His research focus has been in the area of measurement and evaluation of public and school health programs and factors associated with health behavior. His research extends into health promotion and key factors related to individuals’ decisions in the prevention of tobacco and other drugs, cancer, and HIV/AIDS infection. He has extensively published his research in a variety of major national and international journals in the field. Specifically, his research in the area of tobacco as a gateway drug and tobacco policy has made an impact at the national and international levels. Professor Torabi has served as a research consultant for various state and national organizations including governmental and non-governmental agencies and has presented his research in major national and international conferences.
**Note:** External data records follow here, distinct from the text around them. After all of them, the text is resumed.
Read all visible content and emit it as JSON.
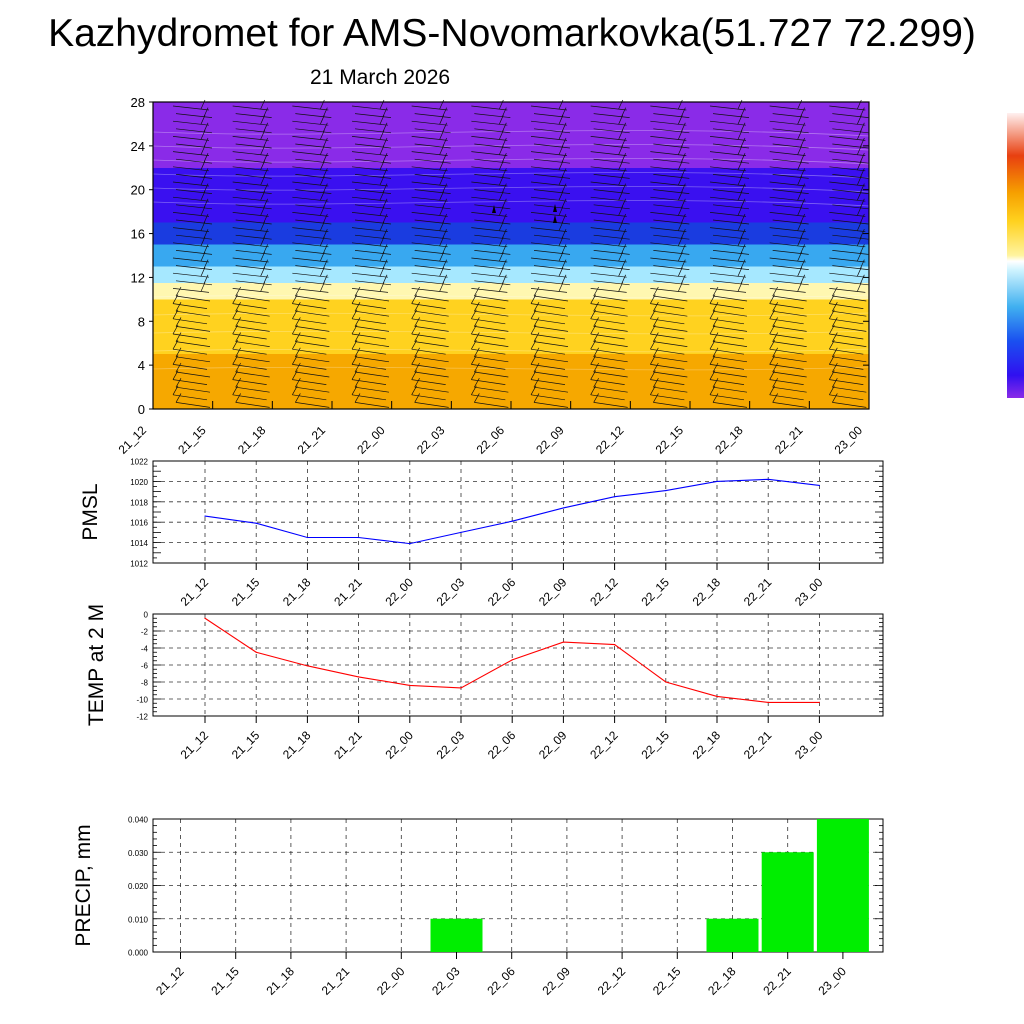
{
  "title": "Kazhydromet for AMS-Novomarkovka(51.727 72.299)",
  "subtitle": "21 March 2026",
  "chart_data": [
    {
      "type": "heatmap",
      "name": "upper-air-section",
      "xlabel": "",
      "ylabel": "",
      "x_tick_labels": [
        "21_12",
        "21_15",
        "21_18",
        "21_21",
        "22_00",
        "22_03",
        "22_06",
        "22_09",
        "22_12",
        "22_15",
        "22_18",
        "22_21",
        "23_00"
      ],
      "y_tick_labels": [
        "0",
        "4",
        "8",
        "12",
        "16",
        "20",
        "24",
        "28"
      ],
      "ylim": [
        0,
        28
      ],
      "color_bands": [
        {
          "from": 0,
          "to": 5,
          "color": "#f6a800"
        },
        {
          "from": 5,
          "to": 10,
          "color": "#ffd21f"
        },
        {
          "from": 10,
          "to": 11.5,
          "color": "#fff7b0"
        },
        {
          "from": 11.5,
          "to": 13,
          "color": "#a6e8ff"
        },
        {
          "from": 13,
          "to": 15,
          "color": "#38a8f0"
        },
        {
          "from": 15,
          "to": 17,
          "color": "#1a3ce0"
        },
        {
          "from": 17,
          "to": 22,
          "color": "#3a10f0"
        },
        {
          "from": 22,
          "to": 28,
          "color": "#8a2be8"
        }
      ]
    },
    {
      "type": "line",
      "name": "pmsl",
      "ylabel": "PMSL",
      "categories": [
        "21_12",
        "21_15",
        "21_18",
        "21_21",
        "22_00",
        "22_03",
        "22_06",
        "22_09",
        "22_12",
        "22_15",
        "22_18",
        "22_21",
        "23_00"
      ],
      "y_tick_labels": [
        "1012",
        "1014",
        "1016",
        "1018",
        "1020",
        "1022"
      ],
      "ylim": [
        1012,
        1022
      ],
      "color": "#0000ff",
      "values": [
        1016.6,
        1015.9,
        1014.5,
        1014.5,
        1013.9,
        1015.0,
        1016.1,
        1017.4,
        1018.5,
        1019.1,
        1020.0,
        1020.2,
        1019.6
      ]
    },
    {
      "type": "line",
      "name": "temp2m",
      "ylabel": "TEMP at 2 M",
      "categories": [
        "21_12",
        "21_15",
        "21_18",
        "21_21",
        "22_00",
        "22_03",
        "22_06",
        "22_09",
        "22_12",
        "22_15",
        "22_18",
        "22_21",
        "23_00"
      ],
      "y_tick_labels": [
        "0",
        "-2",
        "-4",
        "-6",
        "-8",
        "-10",
        "-12"
      ],
      "ylim": [
        -12,
        0
      ],
      "color": "#ff0000",
      "values": [
        -0.5,
        -4.5,
        -6.1,
        -7.4,
        -8.4,
        -8.7,
        -5.4,
        -3.3,
        -3.6,
        -8.0,
        -9.7,
        -10.4,
        -10.4
      ]
    },
    {
      "type": "bar",
      "name": "precip",
      "ylabel": "PRECIP, mm",
      "categories": [
        "21_12",
        "21_15",
        "21_18",
        "21_21",
        "22_00",
        "22_03",
        "22_06",
        "22_09",
        "22_12",
        "22_15",
        "22_18",
        "22_21",
        "23_00"
      ],
      "y_tick_labels": [
        "0.000",
        "0.010",
        "0.020",
        "0.030",
        "0.040"
      ],
      "ylim": [
        0,
        0.04
      ],
      "color": "#00ee00",
      "values": [
        0,
        0,
        0,
        0,
        0,
        0.01,
        0,
        0,
        0,
        0,
        0.01,
        0.03,
        0.04
      ]
    }
  ]
}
Dr. Torabi served as Editor of the Health Education Monograph Series for over twenty years and in the past, served as Assistant Research Editor of the Journal of School Health and a research editor for the American Journal of Health Behavior. He is a Past-President of the American Academy of Health Behavior. He has served as a member of the National Executive Board of the American School Health Association, at - large member of the National Council of the American Lung Association, a Board member of the American Association of Health Education and a member of the National Executive Committee of the Eta Sigma Gamma, a Health Science Honorary. He served as a Vice President for North American Region office of the International Union of Health Promotion and Education. Dr. Torabi has also served as the President of the American Lung Association of Indiana and President of the IU Chapter of Phi Delta Kappa. Currently, he serves as a member of the Board of Directors, Foundation for the Advancement of Health Education and is the Health Education Commissioner for the International Council for Health, Physical Education, and Recreation. He held a gubernatorial appointment on the Executive Board, Tobacco Prevention and Cessation.
His contributions have been recognized by numerous awards, such as the 2015 Society for Public Health Education Distinguished Fellow Award, Scholar Award from the American Alliance for Health, Physical Education, and Recreation; Distinguished Scholar Award from the International Council for Health, Physical Education, and Recreation, Research Council Award of the American School Health Association, the Midwest District Scholar of the American Alliance for HPER. He also received the Outstanding Researcher Award by the Indiana University School of HPER; the Murray Auerbach Medal from the American Lung Association of Indiana; National Distinguished Service Award by the American School Health Association; and the Indiana University W. George Pinnell Award for outstanding service. Also he was selected a Distinguished Alumnus of Purdue University College of Liberal Arts. He has received various certificates of Merits and Commendation by the American Cancer Society; Phi Delta Kappa; and the American Lung Association. He is a Fellow of the American Academy of Health Behavior; Fellow of American School Health Association; Fellow of the AAHPERD Research Consortium; Fellow of American Association of Health Education; and Fellow of North American Society of HPER. In 1997, he was named a Chancellor’s Professor at Indiana University.